The Guild undertakes a lot of training work, which includes helping ringing tutors to develop their teaching abilities, but also running courses on belfry maintenance and some hands-on courses like Raising and Lowering practice.
Mike Bale, our training officer, is putting together detailed guidance on how to teach bell handling, based on the scheme that he has been using successfully for many years. He issued a draft to the committee and asked for feedback. He emphasised that this guidance is intended to support trainers who have already attended a recognised course.
Districts have also been busy with organising their own events. One particularly notable event was the Farnham District outing to the new ring at Ypres, where two quarter peals were scored. Another was the Leatherhead District visit to the Cathedral, which was attended by 48 people and had been enjoyed by all. The Farnham District plans a ‘Ringing Ramble’ to five towers along the Thames Path in August.
The Young Ringers Group continues to be very active, but David Pearson is now finding it difficult to make time to run the Group. If anyone is interested in running the Group, then the Guild Master, Jackie Roberts, would be glad to hear from them.
We learned that the National 12-Bell Contest is to be hosted by the Cathedral on 26th June 2021. This is a Cathedral Ringers’ event rather than a Guild event, but up to 1,000 people attended this year’s contest in Exeter, so it is a huge undertaking which will need a great deal of volunteer support. Chris Rogers, Ringing Master at the Cathedral, asked anyone interested to note the date in their diaries.
‘Ringing Remembers’ badges have been distributed to 130 participants across the Guild.
There was further discussion of the proposals for improving the go of the Guildford Holy Trinity bells. Brian Shacklady, speaking as a ringer at the tower, said that they had a great fondness for their bells, but that they had an increasing tendency to rise and drop unpredictably during ringing, which made them particularly difficult for learners. Malcolm Loveday, the DAC bells adviser, would be visiting soon to give his advice. The committee felt that the final decision should rest with the local people.

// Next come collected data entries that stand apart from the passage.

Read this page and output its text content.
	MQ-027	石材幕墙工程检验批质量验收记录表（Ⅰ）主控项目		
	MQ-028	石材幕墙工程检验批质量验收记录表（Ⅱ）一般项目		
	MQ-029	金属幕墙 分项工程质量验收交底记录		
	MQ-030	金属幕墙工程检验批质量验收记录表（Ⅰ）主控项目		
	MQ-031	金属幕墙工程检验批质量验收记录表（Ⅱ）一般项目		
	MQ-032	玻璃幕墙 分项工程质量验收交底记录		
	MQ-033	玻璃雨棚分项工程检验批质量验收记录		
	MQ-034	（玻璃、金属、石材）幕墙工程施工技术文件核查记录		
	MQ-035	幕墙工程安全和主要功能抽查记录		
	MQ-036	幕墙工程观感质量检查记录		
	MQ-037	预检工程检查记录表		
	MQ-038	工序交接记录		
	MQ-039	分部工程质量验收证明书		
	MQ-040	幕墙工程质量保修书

The second bell at Wonersh had needed an urgent repair to a sheared bearing screw, for which Nicholson’s charged about £660. The committee agreed to give a grant for about half the cost, i.e. £310. Bids for grants from three other towers are expected in the near future.
The website has been updated to take into account changes in ringing times, email contacts and so on. However, very little information on bell restoration work had been provided. This is a pity as very often we need no more than some interesting photos and a few words. The pull-up stands are in regular use and will need to be renewed in due course.
The Westley Group, which took over some of the Whitechapel staff and assets when that closed, has now cast around 50 bells and could be considered a viable alternative to Taylor’s. They aim to preserve the tradition of Whitechapel and are proposing to re-start hand-bell making at the Whitechapel site.